Por su lado, los consejeros del Presidente opinan que deberían seguir desacreditando a los partidos, incluso al propio, montándose en el fastidio popular con el “costo de la política”, un argumento más demagógico que real, y proponer una “reforma política” que completaría la “reacción sensible” del Gobierno a los mandatos de las urnas, a continuación de alguna reorganización del gabinete. Dado que el PJ tiene que resolver el litigio abierto por el control de la conducción, más ahora que tiene la convicción de ser el inevitable sucesor del Gobierno en 2003, las especulaciones de la Casa Rosada calculan que tienen por lo menos un año de tiempo antes que el adversario pase a la ofensiva frontal. Otro dato que usan para calmar las angustias de la soledad es que no perciben a simple vista la capacidad del centroizquierda para converger en un frente programático común. Por cierto, el fracaso del plan económico conservador abrió un espacio real y un potencial todavía más grande, para el llamado “progresismo”, incluso algunas de las expresiones de la izquierda marxista, como puede constatarse en el escrutinio nacional. ¿Serán capaces estas fuerzas de superar los motivos que las separan y dividen en compartimentos estancos?

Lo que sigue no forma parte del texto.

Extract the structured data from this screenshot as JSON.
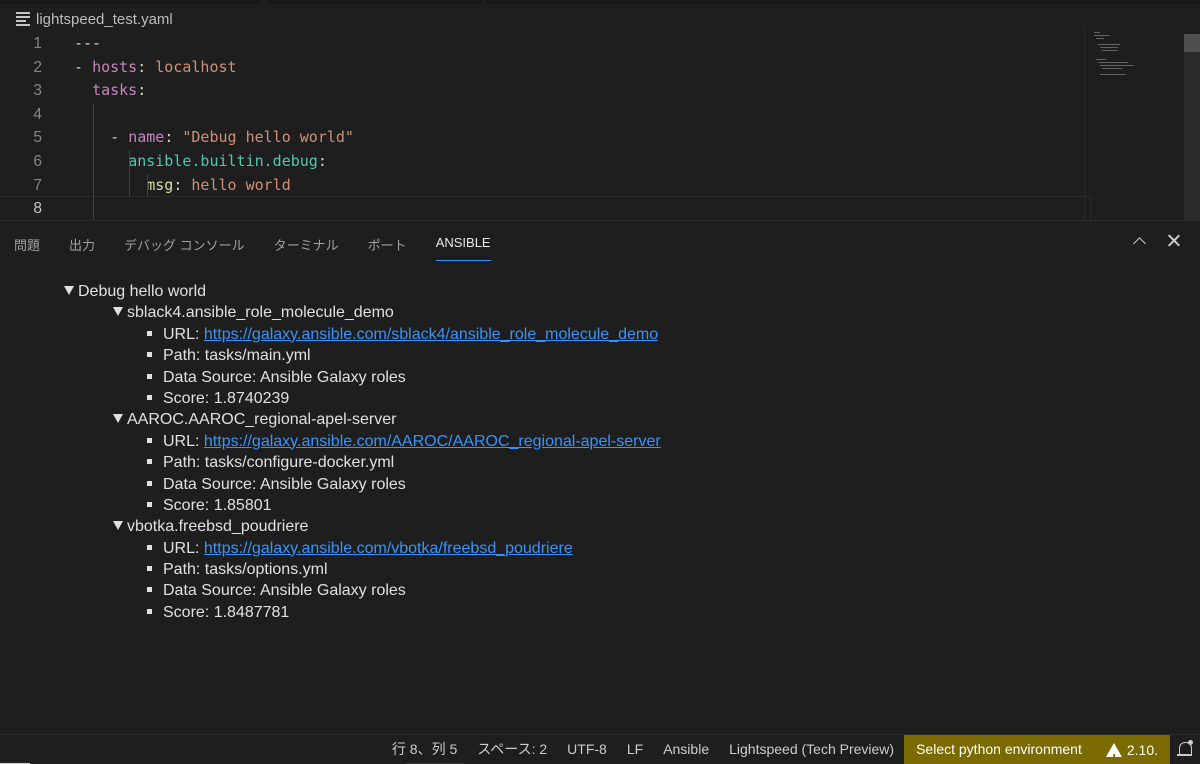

Sobran las razones para que acepten los desafíos de consolidar un bloque de acción que renueve las mejores esperanzas de progreso y bienestar, y de levantar sobre las ruinas de la depresión un nuevo horizonte de realidad y de ensueños. A primera vista, hay dos escenarios legítimos para un encuentro semejante: el Congreso nacional, en lo institucional, y en el Frente contra la Pobreza, un movimiento multisectorial que supo inspirar la CTA para reivindicar la consulta popular a fin de reafirmar la voluntad de superar rápido el indigno umbral de la miseria y la exclusión. Si no encuentran las oportunidades y el método más adecuados, el mismo resultado electoral, en lugar de incentivar las chances del cambio, será un afluente más en las múltiples crisis que agobian al país. La responsabilidad es mucha, pero menor a la recompensa, porque una elección que calentaba a muy pocos puede ser el punto de partida para una nueva época de muchos. ¿Es pedir demasiado?